Pump.fun Deposits 4.2 Million SOL to Kraken, Adding Pressure on Solana

Pump.fun shifted 4.2 million SOL to the Kraken exchange on Tuesday, piling selling pressure onto a cryptocurrency already weakening near a critical support level. The deposit, worth roughly $180 million at current prices, marks one of the largest single moves of Solana tokens to an exchange in recent months.

What Pump.fun's deposit means

Pump.fun, a platform that lets users create and trade Solana-based meme tokens, sent the tokens to Kraken's hot wallet. Large deposits to exchanges are often interpreted as intent to sell or trade, since moving coins off a private wallet and onto an order book makes them immediately available for market orders.

The 4.2 million SOL transfer was completed in a single transaction. Blockchain data shows the funds landed in a Kraken wallet that has received other large SOL deposits in the past week.

Solana's price under pressure

Solana was already struggling to hold above key technical levels before the deposit. The token had been sliding for several days, with traders pointing to a support zone near $42 that had been tested repeatedly. Adding a fresh supply of 4.2 million SOL to the market — whether sold outright or used as collateral — makes it harder for buyers to push the price higher.

At the time of the deposit, SOL was trading around $43, down roughly 6% over the previous 24 hours. The move accelerated after the transaction was spotted, pushing the token briefly below $42 before it recovered slightly.

Why the timing matters

The deposit comes as Solana faces a broader slowdown in network activity. Transaction volumes on the blockchain have dipped, and the number of new token launches on Pump.fun itself has fallen over the past few weeks. That decline in on-chain activity reduces demand for SOL, the native token used to pay fees.

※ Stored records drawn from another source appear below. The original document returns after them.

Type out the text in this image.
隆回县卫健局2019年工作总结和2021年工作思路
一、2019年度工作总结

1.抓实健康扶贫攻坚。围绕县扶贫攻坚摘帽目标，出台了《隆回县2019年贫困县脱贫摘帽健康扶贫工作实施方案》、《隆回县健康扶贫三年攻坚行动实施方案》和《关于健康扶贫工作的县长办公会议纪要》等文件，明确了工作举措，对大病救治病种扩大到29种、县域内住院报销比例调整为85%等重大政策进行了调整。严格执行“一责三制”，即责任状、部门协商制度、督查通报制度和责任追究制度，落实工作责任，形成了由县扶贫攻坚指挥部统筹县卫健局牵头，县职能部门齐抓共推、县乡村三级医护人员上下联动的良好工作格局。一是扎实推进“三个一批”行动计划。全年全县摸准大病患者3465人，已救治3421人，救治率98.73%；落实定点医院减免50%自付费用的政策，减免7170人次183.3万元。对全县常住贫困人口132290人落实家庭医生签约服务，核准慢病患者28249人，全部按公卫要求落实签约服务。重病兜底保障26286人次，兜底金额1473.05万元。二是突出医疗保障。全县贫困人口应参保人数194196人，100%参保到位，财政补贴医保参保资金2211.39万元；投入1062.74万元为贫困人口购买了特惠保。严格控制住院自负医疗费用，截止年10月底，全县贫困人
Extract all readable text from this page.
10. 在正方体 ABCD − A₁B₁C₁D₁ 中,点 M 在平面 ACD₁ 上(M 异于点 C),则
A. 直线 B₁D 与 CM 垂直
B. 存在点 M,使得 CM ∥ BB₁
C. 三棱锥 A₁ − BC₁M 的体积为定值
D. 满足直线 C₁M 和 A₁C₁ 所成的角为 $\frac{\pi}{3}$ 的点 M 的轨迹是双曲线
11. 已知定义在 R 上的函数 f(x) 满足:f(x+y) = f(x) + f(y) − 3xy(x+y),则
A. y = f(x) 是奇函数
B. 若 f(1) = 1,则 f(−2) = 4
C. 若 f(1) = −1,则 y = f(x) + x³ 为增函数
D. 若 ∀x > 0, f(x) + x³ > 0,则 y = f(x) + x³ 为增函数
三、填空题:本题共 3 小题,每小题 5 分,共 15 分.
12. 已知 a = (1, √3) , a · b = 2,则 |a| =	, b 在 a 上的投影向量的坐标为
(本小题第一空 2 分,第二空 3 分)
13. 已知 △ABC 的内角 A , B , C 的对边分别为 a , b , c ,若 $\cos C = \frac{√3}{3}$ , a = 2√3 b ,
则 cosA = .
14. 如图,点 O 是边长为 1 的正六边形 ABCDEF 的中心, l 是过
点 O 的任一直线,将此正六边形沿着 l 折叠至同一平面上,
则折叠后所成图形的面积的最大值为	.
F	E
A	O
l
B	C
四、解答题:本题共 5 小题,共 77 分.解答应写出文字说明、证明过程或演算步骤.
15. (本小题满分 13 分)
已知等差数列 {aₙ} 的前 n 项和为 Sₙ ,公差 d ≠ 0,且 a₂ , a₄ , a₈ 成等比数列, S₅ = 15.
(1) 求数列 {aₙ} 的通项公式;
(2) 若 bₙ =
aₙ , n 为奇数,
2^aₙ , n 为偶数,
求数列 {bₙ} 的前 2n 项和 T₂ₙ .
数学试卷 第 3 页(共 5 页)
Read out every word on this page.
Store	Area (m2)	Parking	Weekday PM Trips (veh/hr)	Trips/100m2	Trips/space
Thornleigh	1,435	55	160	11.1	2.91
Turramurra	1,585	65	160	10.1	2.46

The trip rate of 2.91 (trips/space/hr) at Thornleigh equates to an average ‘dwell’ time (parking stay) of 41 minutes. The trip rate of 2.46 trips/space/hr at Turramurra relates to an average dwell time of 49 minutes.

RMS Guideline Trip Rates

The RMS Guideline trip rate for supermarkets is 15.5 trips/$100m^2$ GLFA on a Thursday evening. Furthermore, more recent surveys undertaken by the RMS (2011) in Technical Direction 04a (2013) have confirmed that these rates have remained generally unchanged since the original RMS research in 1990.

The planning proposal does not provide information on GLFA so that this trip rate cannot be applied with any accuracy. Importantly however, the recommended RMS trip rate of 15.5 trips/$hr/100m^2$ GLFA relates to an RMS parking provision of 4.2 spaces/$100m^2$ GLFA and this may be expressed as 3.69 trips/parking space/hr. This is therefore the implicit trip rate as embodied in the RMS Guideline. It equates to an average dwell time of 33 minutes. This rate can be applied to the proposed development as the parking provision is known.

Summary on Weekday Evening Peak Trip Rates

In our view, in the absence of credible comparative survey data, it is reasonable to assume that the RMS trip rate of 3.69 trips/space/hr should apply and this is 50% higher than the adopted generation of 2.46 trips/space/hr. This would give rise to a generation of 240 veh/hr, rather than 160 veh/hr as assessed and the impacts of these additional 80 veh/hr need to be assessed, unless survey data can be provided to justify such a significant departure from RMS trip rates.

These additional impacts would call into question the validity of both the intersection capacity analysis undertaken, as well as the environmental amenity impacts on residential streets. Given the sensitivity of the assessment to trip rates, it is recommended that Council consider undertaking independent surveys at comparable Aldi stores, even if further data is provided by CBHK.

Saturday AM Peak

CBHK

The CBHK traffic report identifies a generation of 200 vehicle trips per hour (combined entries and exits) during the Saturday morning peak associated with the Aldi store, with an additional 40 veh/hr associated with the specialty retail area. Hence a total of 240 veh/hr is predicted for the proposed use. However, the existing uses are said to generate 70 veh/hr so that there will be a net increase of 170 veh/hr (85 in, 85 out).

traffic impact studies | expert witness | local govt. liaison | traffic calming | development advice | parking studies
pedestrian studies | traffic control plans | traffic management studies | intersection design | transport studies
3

Pump.fun has been one of the busiest dapps on Solana, driving millions of transactions. But the platform's own token creation engine has cooled, and the deposit to Kraken suggests the team or early users are cashing out some of the SOL they accumulated during the meme-token frenzy.

Whether the SOL will be sold in a single block or trickled onto the order book remains unclear. Either way, the market now has to absorb a significant chunk of supply at a moment when buyers are scarce.

What traders are watching

The immediate question is whether Solana can hold the $42 support level. A close below that mark could trigger stop-loss orders and accelerate the decline. On the other side, if buying emerges at these levels, the deposit may just be a temporary headwind.

Kraken's order book data shows sell walls building near $44 and $45, suggesting some traders are already positioning for further downside. But no one outside Pump.fun knows when — or if — the deposited SOL will actually be sold.

The next few trading sessions will show whether the market can absorb the supply without breaking lower.